By Ikeddy Isiguzo
FOR more than 30 minutes last week Wednesday, President Goodluck Jonathan had the time to ask players and officials of the Nigerian U-20 football team, “How are you?” The session that saw him repeating the same question after each person was identified was meant to be a pep talk ahead of the encounter against England in a FIFA competition in Columbia.
We are just concerned about how the President spends his time, actually Nigeria’s time. With the myriads of challenges the country faces, it is unthinkable that the President of a country aiming to be among the top 20 global economies by 2020 could indulge in such trivialities.
The session was unimaginative. The President had to repetitively inquire about the identity of the speaker at the other end, repeated the question about his welfare, told him how well the team was playing, and the satisfaction the results gave Nigerians. Then he reminded him that Nigerians were expecting the trophy.
All this was taking place because Nigeria was among 16 countries that got to this stage of the competition. We were the only country whose President had time to waste in this way. Why would any leader congratulate his team for reaching the round of 16 in a competition that it finished third 26 years ago, and has been runner up twice since then? Is this borne out of lower expectations or a lack of respect for history?
It is possible that while the President called, important matters of state waited. The President’s priority was to get the players to defeat England. He gave neither reason for the importance of the call he was making nor any particular justification for expecting the team to beat England.
We are worried about matters that consume the President’s time. If he was calling the team for a round of 16 game, what will he do if the team at the quarterfinal, semi-final, and the final? What explanations can the President proffer for abandoning pressing national issues for the telephone conversation with a team that is participating in a competition that is seen purely as a developmental event?

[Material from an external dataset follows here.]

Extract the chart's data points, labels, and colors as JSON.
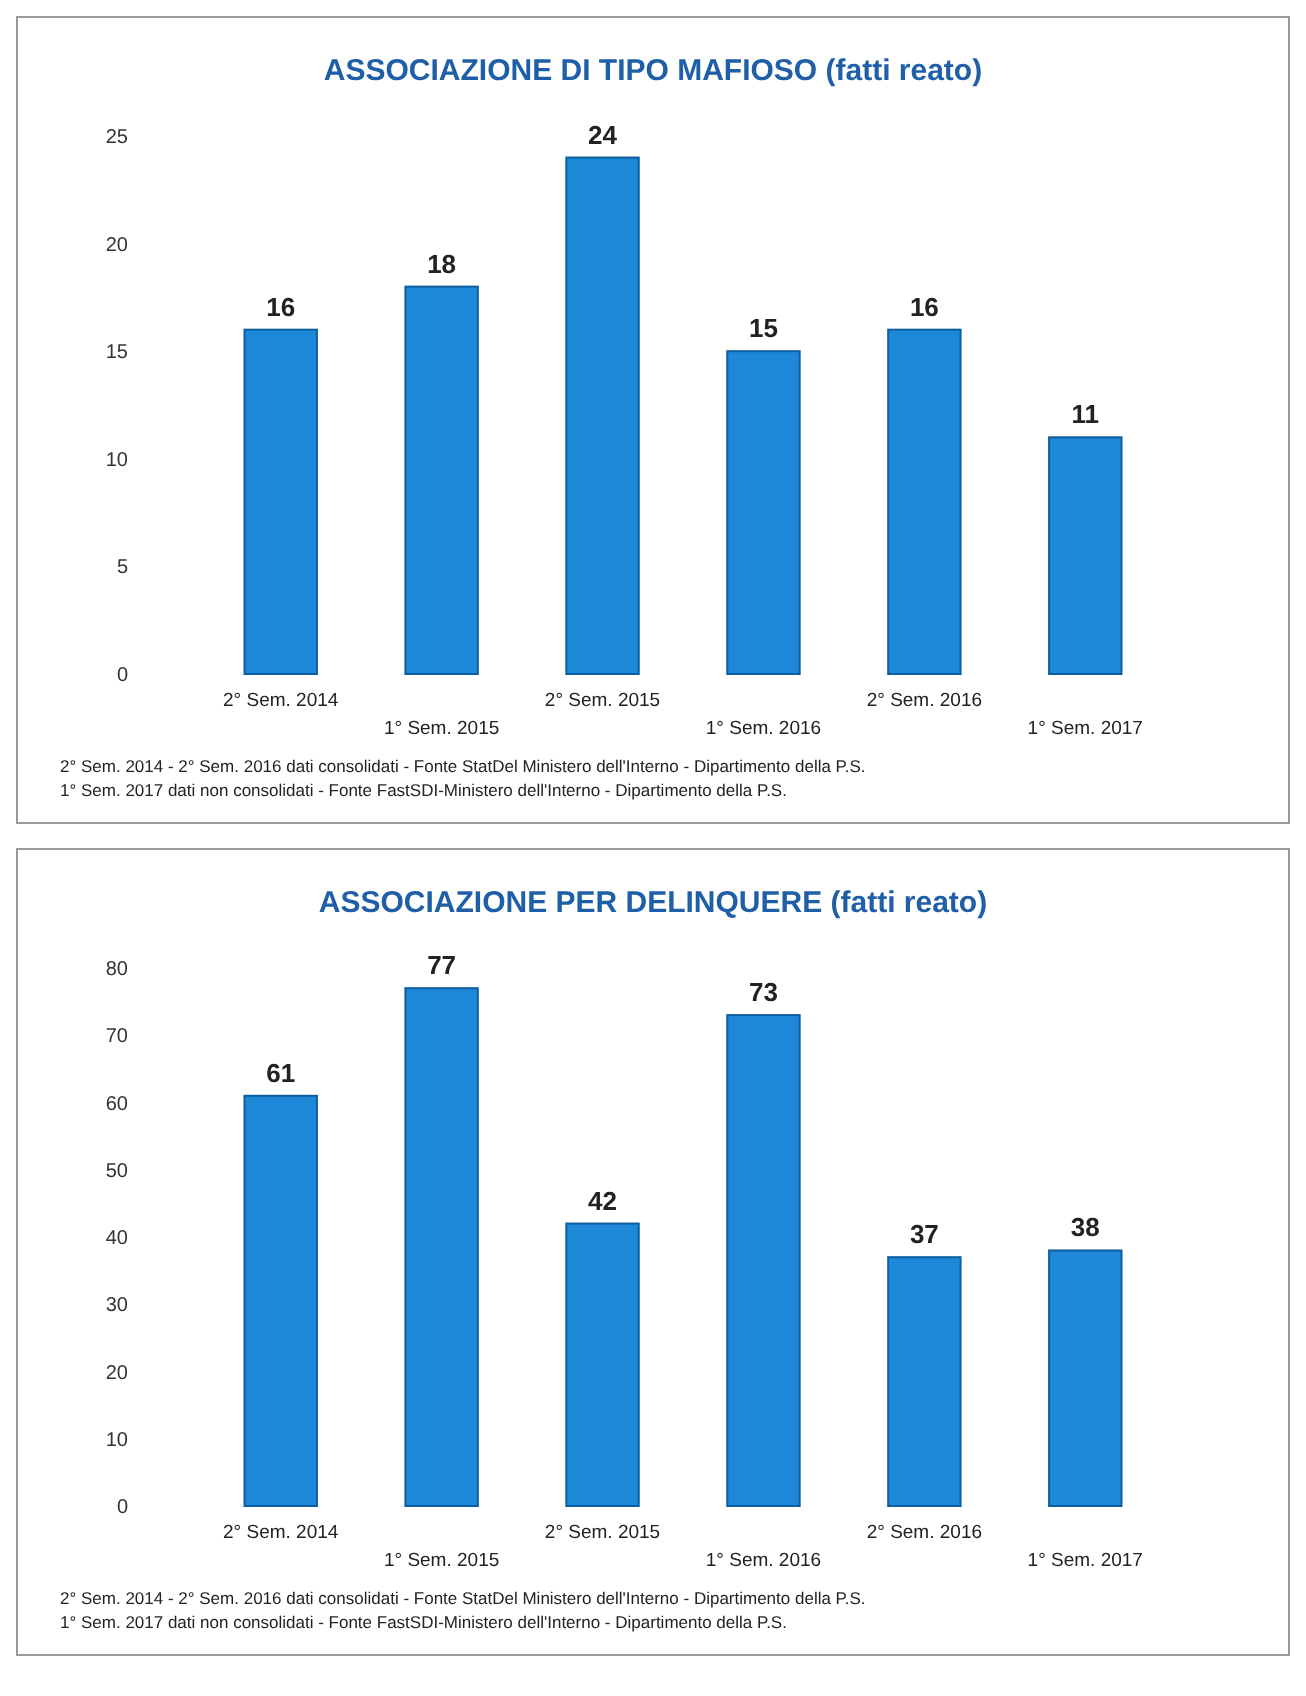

How would he clarify the poor attention the players got while preparing for the competition, which really is the time the President’s men should have been motivating them? What really was the purpose of that call?
Those involved in arranging the session , which the Nigerian Television Authority ably aired to international audiences, did a great disservice to Nigeria’s image. They had no idea of the messages they were sending round the globe about the seriousness of the highest office in Nigeria.
Is it imaginable that any leader elsewhere would have been involved in that prattle? Now that the team has made the quarterfinal, does the President realise that he has to talk to the players again? The team has fallen in line with the President’s prompting. Some of the officials reminded the President that his good luck as Vice President saw the team to a second position in the FIFA U-17 competition Nigeria hosted in 2009. His talk with them, then, they claimed was the team’s tonic. The message is direct and simple – the President should continue talking to the team if he wants good results, and the trophy.
We object to a President who promises transformation of Nigeria investing his resources in grappling with maintaining minimal gains.
Nobody who watched that performance will take the President serious, not even if the issue was football. It was cheap publicity well beneath the elevating office of the President of Nigeria.
With all the good luck that was supposed to have attended the team because the President spoke to the team, it crashed out of the semi-final of the competition. Will the President maintain a tradition of calling teams when they play matches, matches at stages that are at their early stages? In case the President has form a habit of making such phone calls, he can restrain himself to when the teams are in camp, again away from public view.
Some things must be beneath the President and remain so. We cannot have our President waste executive time on matters that diminish him and his office. The young men who went to Columbia should return to their trade, hopefully, they could make some progress in it.
I also hope the lesson has been learnt that a presidential phone call is no substitute for good preparation. We should quickly put Columbia behind us, it is a continuation of the ills of football administration. What is left is to see how many of these players would graduate to the senior team.